North Dakota Gov. Jack Dalrymple on Monday signed into law a measure (HB 1134) offering tax breaks to oil and natural gas operators as an incentive to cut flaring of associated gas at the wellhead on oil wells. HB 1134 was passed last week by the North Dakota legislature. It will be effective July 1.

Under the legislation, producers building and expanding systems to process or compress sufficient natural gas at the wellhead would be exempt from paying taxes on those investments.

Earlier this month, the North Dakota Senate approved HB1134 by a 46-1 vote, sending it back to the lower House where details were hammered out in a conference committee over the past two weeks (see Shale Daily, April 17).

North Dakota’s house originally approved a version of the bill in February, proposing to cut from a year to six months the time that oil and gas drilling operators would have to find alternatives to flaring the Bakken Shale’s abundant associated gas. Operators who can capture at least 75% of the gas they produce will be exempt from the state’s 6.5% extraction tax for a two-year period.

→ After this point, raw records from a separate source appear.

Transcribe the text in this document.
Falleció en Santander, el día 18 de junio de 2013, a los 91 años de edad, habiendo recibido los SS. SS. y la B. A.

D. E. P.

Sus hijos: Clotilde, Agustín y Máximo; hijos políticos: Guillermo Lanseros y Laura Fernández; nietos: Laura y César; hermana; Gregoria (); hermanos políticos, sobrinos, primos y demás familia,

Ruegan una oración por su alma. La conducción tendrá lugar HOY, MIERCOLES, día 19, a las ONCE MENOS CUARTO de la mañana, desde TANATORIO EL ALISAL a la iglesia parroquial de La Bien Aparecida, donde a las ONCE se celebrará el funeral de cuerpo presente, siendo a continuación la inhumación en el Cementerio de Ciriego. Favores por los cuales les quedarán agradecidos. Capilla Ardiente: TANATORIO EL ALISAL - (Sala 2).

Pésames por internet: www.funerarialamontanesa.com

According to North Dakota Department of Mineral Resources data and NGI’s Shale Daily calculations, January 2010 gas sales accounted for 73.8% of total gas production, but in February 2013 gas sales accounted for only 66.2% of total gas production.

There are 165 wells from 2011 that are still flaring and not connected yet, and there is no short-term mitigation plan, according to Lynn Helms, director of the state’s Department of Mineral Resources (DMR) (see Shale Daily, April 19). Helms recently said that DMR supported HB 1134.

Separately, the North Dakota Petroleum Council has publicly indicated it supported the measure, too.

Helms has emphasized the greatly accelerated growth in producing wells projected for the state, which can further complicate reducing flaring. He said that it took seven years to get to the current producing well total in the Bakken (5,156), but it will only take three years for the next 6,000 using the multi-well pads.